Question

If \[f\left( z \right) = \frac{7 - z}{1 - z^2}\] , where \[z = 1 + 2i\] then \[\left| f\left( z \right) \right|\] is

पर्याय

• \[\frac{\left| z \right|}{2}\] 

• \[\left| z \right|\]

• \[2\left| z \right|\]

• none of these

Answer 1

\[f\left( z \right) = \frac{7 - z}{1 - z^2}\]

\[ = \frac{7 - \left( 1 + 2i \right)}{1 - \left( 1 + 2i \right)^2}\]

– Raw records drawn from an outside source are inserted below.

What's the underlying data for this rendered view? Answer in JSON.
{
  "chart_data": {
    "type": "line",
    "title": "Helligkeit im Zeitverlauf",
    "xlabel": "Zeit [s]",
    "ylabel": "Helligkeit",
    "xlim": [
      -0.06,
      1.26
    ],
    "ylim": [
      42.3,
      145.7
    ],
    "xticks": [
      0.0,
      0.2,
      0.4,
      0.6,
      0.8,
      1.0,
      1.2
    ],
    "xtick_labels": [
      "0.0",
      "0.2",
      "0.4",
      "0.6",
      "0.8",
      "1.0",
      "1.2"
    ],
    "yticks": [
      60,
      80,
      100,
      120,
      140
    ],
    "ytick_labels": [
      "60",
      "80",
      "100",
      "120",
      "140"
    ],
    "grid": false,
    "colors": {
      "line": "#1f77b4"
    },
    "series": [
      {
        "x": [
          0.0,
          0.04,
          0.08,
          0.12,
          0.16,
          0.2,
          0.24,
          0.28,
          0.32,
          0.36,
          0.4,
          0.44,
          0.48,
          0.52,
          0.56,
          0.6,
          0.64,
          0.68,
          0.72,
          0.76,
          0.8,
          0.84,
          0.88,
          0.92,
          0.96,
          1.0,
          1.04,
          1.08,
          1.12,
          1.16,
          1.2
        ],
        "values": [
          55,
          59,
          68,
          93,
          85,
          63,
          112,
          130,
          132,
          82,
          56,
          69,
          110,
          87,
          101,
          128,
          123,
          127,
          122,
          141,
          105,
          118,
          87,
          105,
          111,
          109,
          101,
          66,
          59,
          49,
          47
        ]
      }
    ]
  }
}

\[ = \frac{7 - 1 - 2i}{1 - \left( 1^2 + 2^2 i^2 + 4i \right)}\]

\[ = \frac{6 - 2i}{1 - 1 + 4 - 4i}\]

\[ = \frac{6 - 2i}{4 - 4i}\]

\[ = \frac{6 - 2i}{4 - 4i} \times \frac{4 + 4i}{4 + 4i}\]

\[ = \frac{24 + 24i - 8i - 8 i^2}{4^2 - 4^2 i^2}\]

\[ = \frac{24 + 16i + 8}{16 + 16}\]

\[ = \frac{32 + 16i}{32}\]

\[ = 1 + \frac{1}{2}i\]

Since 

\[z = 1 + 2i\],

\[\therefore \left| z \right| = \sqrt{\left( 1 \right)^2 + \left( 2 \right)^2}\]

\[ = \sqrt{1 + 4}\]

\[ = \sqrt{5}\]

\[\therefore \left| f\left( z \right) \right| = \sqrt{\left( 1 \right)^2 + \left( \frac{1}{2} \right)^2}\]

\[ = \sqrt{1 + \frac{1}{4}}\]

\[ = \frac{\sqrt{5}}{2}\]

\[ = \frac{\left| z \right|}{2}\]

Hence, the correct answer is option (a).